Artificial intelligent assistant

rarefy

rarefy, v.
  (ˈrɛərɪfaɪ, ˈrærɪfaɪ)
  Also 5–6 rere-, 5–9 rari-, 7 reri-.
  [a. F. raréfier (14th c., Oresme), or ad. L. rārēfacĕre (Lucretius), f. rār-us rare a.1 + facĕre to make; the form (for rārifacĕre) is perh. on analogy of ārefacĕre).
  The pron. now usual in England has the vowel of rare adj.; the older usage, with the short vowel, is still favoured in America and Scotland (not dial.); cf. rarity.]
  1. trans. To make rare or thin, esp. by expansion; to lessen the density or solidity of (a substance, now usually air or, in Path., bone).

1398 Trevisa Barth. De P.R. iii. xv. (Tollem. MS.), To hot sunne þat rarefieþ [1535 rerefieth] and openeþ þe pores ouer mesure. 1477 Norton Ord. Alch. v. in Ashm. Theat. Chem. Brit. (1652) 77 Water rarified becomes Ayre againe. 1523 Skelton Garl. Laurel 651 The clowdis gan to clere, the myst was rarifiid. 1659 W. Chamberlayne Pharonnida iii. iv. (1820) 67 Whilst choice music rarifies the air. 1677 W. Harris tr. Lemery's Course Chym. i. xiv. (1686) 347 A Coral rarefied and opened by the Spirit of Vinegar. 1756 C. Lucas Ess. Waters I. 44 Higher degrees of heat rarefy and expand water. 1871 Tyndall Fragm. Sci. (1879) I. v. 135 The hot wire rarefied the air in contact with it. 1897 Allbutt's Syst. Med. III. 149 The osseous structure..is absorbed, rarefied and softened.


absol. 1697 Dryden Virg. Georg. i. 566 As Rains condense, and Sunshine rarifies.

  2. fig. a. To make less gross or material, to refine, to purify.

1599 B. Jonson Ev. man out of Hum. ii. iii, You see..how their wits are refinde and rarefi'd! 1626 T. H. Caussin's Holy Crt. 24 Raryfying the most grosse thoughts, as the sun-beames doth the vapours of the earth. 1720 Welton Suffer. Son of God I. xi. 282 It is Prayer that..rarifies his Soul into an Essence of Divine Love. 1818 Hazlitt Char. Shaks. (1838) 142 Love is a gentle flame that rarefies and expands her whole being.

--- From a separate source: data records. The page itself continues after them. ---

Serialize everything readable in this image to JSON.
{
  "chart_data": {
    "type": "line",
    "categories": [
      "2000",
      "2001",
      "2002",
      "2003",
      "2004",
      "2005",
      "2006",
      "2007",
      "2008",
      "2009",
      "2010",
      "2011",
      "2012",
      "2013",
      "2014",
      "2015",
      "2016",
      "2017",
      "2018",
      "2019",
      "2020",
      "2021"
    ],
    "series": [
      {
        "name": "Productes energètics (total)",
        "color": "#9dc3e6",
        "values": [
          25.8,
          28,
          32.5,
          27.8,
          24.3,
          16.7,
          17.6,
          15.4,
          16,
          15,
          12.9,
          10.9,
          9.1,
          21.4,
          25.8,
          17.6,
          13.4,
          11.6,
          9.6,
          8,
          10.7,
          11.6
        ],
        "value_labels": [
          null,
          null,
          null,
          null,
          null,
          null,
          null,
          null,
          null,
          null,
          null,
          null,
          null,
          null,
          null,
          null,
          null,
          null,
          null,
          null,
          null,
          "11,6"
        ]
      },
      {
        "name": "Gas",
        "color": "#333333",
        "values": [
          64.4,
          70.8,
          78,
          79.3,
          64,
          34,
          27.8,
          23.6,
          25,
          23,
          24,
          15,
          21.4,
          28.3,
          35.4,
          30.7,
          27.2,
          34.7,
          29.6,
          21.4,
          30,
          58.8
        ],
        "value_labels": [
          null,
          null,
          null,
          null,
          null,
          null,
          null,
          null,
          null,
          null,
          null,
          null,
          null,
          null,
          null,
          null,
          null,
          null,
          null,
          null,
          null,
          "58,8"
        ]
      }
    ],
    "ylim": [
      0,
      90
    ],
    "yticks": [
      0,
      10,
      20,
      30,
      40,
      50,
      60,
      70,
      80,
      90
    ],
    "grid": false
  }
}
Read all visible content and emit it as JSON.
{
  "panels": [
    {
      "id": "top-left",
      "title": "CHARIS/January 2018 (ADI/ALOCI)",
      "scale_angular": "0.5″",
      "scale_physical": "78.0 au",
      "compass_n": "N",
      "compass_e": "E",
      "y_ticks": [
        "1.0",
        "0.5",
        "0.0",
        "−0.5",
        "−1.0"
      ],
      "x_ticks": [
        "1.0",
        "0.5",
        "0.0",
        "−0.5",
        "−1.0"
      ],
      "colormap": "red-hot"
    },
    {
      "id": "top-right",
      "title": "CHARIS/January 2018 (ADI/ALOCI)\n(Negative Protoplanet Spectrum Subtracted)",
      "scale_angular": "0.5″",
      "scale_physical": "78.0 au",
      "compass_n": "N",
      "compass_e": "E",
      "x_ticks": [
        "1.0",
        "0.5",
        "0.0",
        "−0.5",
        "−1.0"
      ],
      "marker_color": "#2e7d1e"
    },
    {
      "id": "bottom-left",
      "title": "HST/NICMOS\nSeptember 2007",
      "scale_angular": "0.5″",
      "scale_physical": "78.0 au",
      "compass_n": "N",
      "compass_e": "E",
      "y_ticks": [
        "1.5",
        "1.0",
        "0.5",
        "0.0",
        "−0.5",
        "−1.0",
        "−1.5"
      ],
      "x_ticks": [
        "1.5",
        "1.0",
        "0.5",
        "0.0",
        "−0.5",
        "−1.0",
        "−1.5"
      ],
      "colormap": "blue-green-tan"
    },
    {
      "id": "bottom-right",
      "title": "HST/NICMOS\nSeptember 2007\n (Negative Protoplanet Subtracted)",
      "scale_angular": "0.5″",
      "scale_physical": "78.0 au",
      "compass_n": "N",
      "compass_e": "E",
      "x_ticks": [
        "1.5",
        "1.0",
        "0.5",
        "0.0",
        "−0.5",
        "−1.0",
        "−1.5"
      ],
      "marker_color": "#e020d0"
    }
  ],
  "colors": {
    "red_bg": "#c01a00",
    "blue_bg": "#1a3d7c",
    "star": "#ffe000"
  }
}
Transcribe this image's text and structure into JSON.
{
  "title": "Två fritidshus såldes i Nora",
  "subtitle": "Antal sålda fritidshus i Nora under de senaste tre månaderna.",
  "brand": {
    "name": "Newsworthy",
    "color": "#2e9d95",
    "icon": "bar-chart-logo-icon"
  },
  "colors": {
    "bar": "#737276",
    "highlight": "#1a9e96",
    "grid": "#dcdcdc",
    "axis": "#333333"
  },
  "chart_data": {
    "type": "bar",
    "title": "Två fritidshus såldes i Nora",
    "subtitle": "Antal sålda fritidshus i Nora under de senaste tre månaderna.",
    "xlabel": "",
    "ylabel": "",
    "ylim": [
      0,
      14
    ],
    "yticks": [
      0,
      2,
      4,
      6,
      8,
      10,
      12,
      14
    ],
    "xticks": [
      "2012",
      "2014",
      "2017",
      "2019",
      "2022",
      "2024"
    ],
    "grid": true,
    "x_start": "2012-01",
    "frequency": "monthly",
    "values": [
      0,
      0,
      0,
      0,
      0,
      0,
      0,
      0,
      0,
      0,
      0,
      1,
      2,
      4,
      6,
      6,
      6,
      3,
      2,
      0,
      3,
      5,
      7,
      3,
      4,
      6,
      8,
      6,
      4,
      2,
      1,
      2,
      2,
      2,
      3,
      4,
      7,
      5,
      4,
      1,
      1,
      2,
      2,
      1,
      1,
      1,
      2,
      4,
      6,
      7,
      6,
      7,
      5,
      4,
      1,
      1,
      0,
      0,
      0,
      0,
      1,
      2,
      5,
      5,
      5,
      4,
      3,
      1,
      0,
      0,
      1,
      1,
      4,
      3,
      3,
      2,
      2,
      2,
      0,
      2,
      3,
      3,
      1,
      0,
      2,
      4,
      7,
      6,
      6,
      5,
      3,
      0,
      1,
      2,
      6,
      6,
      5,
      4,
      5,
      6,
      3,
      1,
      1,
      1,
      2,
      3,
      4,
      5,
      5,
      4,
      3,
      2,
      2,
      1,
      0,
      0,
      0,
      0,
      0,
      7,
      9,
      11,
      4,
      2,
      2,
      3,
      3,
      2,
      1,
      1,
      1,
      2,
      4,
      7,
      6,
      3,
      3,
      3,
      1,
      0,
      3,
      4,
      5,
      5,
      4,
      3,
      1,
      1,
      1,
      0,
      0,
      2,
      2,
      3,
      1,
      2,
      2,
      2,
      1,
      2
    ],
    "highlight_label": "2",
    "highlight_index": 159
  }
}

  b. To make (an idea) subtle.

a 1699 Stillingfl. Serm. (R.), Plain truths lose much of their weight when they are rarify'd into subtilities. 1875 Jowett Plato (ed. 2) IV. 149 In some parts of the argument the abstraction is so rarefied as to become..fallacious.

   c. To palliate, extenuate (a fault). Obs.

1622 H. Sydenham Serm. Sol. Occ. (1637) 222 There is something in this way, which may rarifie or extenuate an offence, nullify it cannot.

  d. intr. To discourse exaltedly. nonce-use.

1928 Blunden Undertones of War iv. 44, I remember how Limbery-Buse and myself chirped and rarefied over some crayfish and a great cake.

   3. To reduce the number of (trees); to thin (a wood). Obs. rare.

1650 Fuller Pisgah 411 Cedars were so rarified in Libanus, that modern travellers saw but four and twenty in their passage over this mountain. a 1661Worthies (1840) III. 244 There needed no iron mills to rarify the woods of this county.

  4. intr. To become less dense; to be thinned. rare.

a 1658 Cleveland Committee 34 Bodies at the Resurrection are On Wing, just rarifying into Air. 1750 tr. Leonardus' Mirr. Stones 132 When it is kindled by fire, it rarifies, and is violently dilated. 1847 De Quincey Span. Mil. Nun Wks. 1862 III. 57 Like the mist sometimes rarefying into sunny gauze.

  Hence ˈrarefying vbl. n. and ppl. a.

1648 Hammond Serm. iii. Wks. 1683 IV. 487 This rarifying power of flames and judgments. a 1660 Ibid. xxiv. 641 This rarifying and purifying of the fancy. 1898 Allbutt's Syst. Med. V. 9 The common atrophic rarefying emphysema.